Persepsi Petani Terhadap Pembiayaan Mikro Pedesaan

Persepsi Petani Terhadap Pembiayaan Mikro Pedesaan 

Dari berbagai sumber pembiayaan pertanian, banyak ditawarkan skim-skim kredit untuk sub sektor tanaman pangan dan hortikultura sesuai kondisi masing-masing lokasi. Bagi para petani yang memiliki banyak keterbatasan, baik pendidikan maupun pengetahuan, kadang kala mengalami kesulitan dalam menilai berbagai skim kredit yang ditawarkan. Tingkat pengetahuan petani suatu wilayah terhadap keberadaan lembaga pembiayaan umumnya masih rendah yang terkait dengan aksesibilitas wilayah yang bersangkutan. Di kabupaten Lombok Timur NTB dengan padi sebagai tanaman dominan, dengan aksesibilitas yang relatif baik, lebih mengenal berbagai lembaga pembiayaan yang ada di wilayahnya dibandingkan dengan di daerah-daerah lain (wilayah yang dominan bawang merah, di kabupaten yang sama; dominan jagung dan kentang di Sulawesi Selatan dan dominan kedele dan cabe merah di Jawa Tengah). 

Mayoritas petani secara umum mengetahui bahwa tingkat bunga sumber pembiayaan formal memang lebih rendah, tapi prosedur administrasi dinilai sulit, waktu penyaluran lama/lambat, dan jumlah kadangkala tidak sesuai seperti yang diharapkan. Sebaliknya, sumber pembiayaan informal seperti pedagang, pelepas uang dan kelompok, prosedur administrasi sederhana, waktu pencairan pinjaman cepat/tepat waktu sesuai kebutuhan tapi dengan tingkat bunga lebih tinggi. Namun demikian, penilaian petani terhadap tingkat bunga sangat relatif. Beberapa petani beranggapan bahwa dengan kesediaan memberikan pinjaman lebih diartikan sebagai “bantuan” atau “pertolongan” terhadap mereka dalam mengatasi masalah pembiayaan usahatani. Sehingga tingkat bunga yang harus dibayar lebih tinggi dianggap sebagai balas jasa dan merupakan hal yang wajar dan tidak memberatkan. 

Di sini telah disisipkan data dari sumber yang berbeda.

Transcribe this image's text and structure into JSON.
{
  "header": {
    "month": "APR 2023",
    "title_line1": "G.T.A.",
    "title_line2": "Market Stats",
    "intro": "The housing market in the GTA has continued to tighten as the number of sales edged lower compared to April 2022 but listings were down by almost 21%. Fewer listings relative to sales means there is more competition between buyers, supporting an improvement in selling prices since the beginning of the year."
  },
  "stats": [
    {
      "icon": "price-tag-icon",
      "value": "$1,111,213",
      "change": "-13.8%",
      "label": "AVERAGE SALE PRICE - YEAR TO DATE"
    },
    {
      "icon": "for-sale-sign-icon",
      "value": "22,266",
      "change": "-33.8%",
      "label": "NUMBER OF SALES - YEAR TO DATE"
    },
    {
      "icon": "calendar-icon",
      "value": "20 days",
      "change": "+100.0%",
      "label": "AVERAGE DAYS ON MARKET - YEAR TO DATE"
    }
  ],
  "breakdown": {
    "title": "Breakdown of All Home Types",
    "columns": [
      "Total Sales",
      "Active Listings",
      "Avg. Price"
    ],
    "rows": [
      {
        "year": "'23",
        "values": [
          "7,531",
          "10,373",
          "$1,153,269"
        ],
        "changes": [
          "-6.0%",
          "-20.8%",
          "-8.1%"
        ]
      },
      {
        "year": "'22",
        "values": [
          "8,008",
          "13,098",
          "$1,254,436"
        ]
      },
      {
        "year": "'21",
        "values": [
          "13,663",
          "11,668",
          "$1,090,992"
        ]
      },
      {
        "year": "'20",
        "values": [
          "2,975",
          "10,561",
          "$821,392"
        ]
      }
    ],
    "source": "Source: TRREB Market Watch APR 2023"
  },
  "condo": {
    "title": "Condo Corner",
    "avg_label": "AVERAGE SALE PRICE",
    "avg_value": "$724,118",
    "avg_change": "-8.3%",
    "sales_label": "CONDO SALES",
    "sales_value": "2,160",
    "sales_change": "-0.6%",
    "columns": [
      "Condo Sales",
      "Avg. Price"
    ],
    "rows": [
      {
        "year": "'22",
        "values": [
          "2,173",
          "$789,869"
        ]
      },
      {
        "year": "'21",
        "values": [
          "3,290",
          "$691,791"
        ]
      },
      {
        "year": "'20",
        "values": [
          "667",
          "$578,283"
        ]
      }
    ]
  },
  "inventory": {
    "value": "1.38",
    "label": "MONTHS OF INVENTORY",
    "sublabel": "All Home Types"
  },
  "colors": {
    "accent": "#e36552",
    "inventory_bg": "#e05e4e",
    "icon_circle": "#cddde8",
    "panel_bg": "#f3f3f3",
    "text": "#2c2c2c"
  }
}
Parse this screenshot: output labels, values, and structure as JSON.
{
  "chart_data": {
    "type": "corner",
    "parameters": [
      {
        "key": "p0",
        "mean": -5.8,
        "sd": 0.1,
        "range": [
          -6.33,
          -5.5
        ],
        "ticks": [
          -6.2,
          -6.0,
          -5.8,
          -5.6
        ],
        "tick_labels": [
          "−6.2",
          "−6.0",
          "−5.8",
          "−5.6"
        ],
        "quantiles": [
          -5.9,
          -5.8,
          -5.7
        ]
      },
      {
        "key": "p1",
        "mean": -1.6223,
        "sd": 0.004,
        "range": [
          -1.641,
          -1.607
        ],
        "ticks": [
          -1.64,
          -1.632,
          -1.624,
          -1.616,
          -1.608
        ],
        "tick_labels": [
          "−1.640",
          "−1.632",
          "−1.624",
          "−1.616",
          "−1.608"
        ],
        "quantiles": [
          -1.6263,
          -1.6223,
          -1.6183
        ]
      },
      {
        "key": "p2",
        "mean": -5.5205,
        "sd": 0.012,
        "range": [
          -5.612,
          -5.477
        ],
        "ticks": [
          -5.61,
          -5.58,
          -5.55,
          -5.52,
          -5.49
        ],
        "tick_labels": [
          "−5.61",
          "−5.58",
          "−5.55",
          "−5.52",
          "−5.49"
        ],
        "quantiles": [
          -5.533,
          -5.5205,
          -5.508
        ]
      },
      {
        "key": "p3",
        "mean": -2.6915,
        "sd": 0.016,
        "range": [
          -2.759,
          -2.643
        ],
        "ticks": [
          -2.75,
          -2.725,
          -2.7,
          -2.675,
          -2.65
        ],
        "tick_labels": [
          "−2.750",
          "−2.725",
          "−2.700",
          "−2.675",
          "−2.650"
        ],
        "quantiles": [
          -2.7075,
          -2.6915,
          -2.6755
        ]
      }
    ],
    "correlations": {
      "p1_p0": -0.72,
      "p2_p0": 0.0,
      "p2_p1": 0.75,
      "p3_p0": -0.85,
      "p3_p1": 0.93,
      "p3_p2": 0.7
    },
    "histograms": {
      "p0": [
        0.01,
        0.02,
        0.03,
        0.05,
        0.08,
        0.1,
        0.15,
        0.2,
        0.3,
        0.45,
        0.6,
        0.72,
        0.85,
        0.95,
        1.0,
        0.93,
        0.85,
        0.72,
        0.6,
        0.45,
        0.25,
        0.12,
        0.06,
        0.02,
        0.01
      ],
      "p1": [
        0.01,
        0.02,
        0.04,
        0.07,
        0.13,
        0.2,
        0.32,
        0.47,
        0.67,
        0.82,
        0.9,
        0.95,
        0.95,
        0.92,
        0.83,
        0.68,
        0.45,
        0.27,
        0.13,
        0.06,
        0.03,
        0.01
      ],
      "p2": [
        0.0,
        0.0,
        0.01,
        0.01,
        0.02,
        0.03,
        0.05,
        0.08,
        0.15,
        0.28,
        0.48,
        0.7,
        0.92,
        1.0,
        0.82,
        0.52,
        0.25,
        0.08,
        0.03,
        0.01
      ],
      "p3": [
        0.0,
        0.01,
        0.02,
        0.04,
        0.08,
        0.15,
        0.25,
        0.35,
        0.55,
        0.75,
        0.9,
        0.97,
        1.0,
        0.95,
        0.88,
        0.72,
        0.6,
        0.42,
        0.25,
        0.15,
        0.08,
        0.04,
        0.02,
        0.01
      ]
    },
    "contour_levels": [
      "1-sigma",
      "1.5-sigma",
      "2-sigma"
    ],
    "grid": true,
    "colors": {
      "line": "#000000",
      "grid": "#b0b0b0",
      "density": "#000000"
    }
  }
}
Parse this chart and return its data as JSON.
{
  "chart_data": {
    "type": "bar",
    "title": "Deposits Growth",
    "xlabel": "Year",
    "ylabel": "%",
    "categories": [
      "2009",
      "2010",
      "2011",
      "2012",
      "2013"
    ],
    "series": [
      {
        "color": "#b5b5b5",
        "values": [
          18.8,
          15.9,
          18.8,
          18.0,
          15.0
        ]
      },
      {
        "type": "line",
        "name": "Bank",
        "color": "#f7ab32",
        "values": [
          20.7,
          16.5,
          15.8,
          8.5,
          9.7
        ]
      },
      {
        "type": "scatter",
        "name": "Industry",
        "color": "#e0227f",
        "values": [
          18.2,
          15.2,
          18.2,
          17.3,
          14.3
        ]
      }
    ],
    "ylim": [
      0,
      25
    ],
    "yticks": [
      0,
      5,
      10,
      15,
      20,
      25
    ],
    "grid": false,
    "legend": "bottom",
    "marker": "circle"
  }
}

Terhadap pembiayaan dengan kredit program, sebagian petani beranggapan bahwa prosedur administrasi dinilai mudah, tapi sayangnya realisasi penyalurannya dinilai sangat lambat. Hal ini terkait dengan aturan dan prosedur serta sasaran program yang harus jelas. Dalam pelaksanaannya selalu melibatkan kelompok-kelompok tani yang berperan aktif sebagai penanggung jawab. Para petani di NTB beranggapan bahwa sebagai anggota kelompok merasa sangat mudah mengikuti kredit program karena segala sesuatunya diurus dan diselesaikan oleh ketua dan pengurus kelompok. Hal serupa juga dialami oleh petani di Sulawesi Selatan yang tidak mengalami kesulitan dalam menerima BPLM.